2018 ended fairly similar to how it started: not the way I had envisioned. Of course, this time it was alone on my couch instead of asleep too early on a friend’s bedroom floor, but you get the picture. Actually, not what I’d envisioned sums up the whole year pretty well.

The last year has included some of my most treasured memories and proudest achievements — getting engaged to the person I love more than anything, moving out and starting my first full-time job, surprising my little sister for her 10th birthday and my family for Christmas, my first tattoo, a phenomenal trip to Europe, getting my writing accepted for publication, and so many wonderful moments with loved ones.

But I have to be honest. Between those gems, the rest of the year has felt like a slog and sometimes worse. Not that I ever expect life to be easy, but this year was the most difficult one I’ve been through, period. It both dragged on and raced past, and was always ready to dole out another hit as soon as I got back up (sometimes before). The stuff that happened a year or even 6 months ago feels as blurry as things that happened several years ago.

Some of it I don’t care to remember. Some of it will never leave. Some of it is far from over. It has been a constant struggle to stay tender-hearted enough to avoid apathy or resignation, and to stay strong enough that every new thing life sends my way isn’t completely overwhelming.

Still, there’s a lot to be thankful for. I’ve learned and grown and have been incredibly fortunate in a lot of regards. But if all the things that have happened in the last year — good and bad — have one collective lesson to offer, it’s this: There will always be pain and there will always be beauty, and all you can control is how you respond to them. The world is a wonderful, meaningful, screwed up place. People are capable of unfathomable good and unimaginable malice. Life doesn’t stop or slow down, no matter how much to want it to — whether it’s to savor the moment or catch a break.

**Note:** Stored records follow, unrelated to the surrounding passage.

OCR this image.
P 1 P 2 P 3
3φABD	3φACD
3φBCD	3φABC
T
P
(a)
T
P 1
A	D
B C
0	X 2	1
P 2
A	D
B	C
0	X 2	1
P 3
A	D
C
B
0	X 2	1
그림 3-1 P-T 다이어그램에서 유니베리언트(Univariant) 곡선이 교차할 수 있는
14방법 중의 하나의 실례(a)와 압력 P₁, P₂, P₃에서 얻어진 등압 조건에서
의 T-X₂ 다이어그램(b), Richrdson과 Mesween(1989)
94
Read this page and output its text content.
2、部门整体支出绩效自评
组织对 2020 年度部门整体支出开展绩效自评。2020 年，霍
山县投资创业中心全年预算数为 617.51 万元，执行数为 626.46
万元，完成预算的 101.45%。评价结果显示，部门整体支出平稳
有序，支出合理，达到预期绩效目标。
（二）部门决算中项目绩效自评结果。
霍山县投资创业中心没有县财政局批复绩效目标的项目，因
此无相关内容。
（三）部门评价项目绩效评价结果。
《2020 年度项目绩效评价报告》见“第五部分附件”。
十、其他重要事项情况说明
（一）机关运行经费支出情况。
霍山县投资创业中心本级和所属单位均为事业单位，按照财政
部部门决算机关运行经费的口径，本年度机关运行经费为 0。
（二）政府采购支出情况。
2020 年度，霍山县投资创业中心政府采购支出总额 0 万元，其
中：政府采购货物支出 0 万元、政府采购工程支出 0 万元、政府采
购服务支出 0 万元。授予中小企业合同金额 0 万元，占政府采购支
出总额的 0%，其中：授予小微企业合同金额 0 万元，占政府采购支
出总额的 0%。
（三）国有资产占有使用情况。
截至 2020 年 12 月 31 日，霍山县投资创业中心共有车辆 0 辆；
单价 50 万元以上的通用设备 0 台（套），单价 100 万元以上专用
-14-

Very little is constant. Love, hope, and faith are — but you have to nurture them. I’m not really into New Year’s resolutions, and there’s no way to know what a new year will bring. But whatever does come, I’m hoping to respond to the good things more readily and not let the challenges drag me down. I changed a lot in the last year, and it’s hard to say how much of it was growth. This year I’m hoping to grow more instead of just reacting.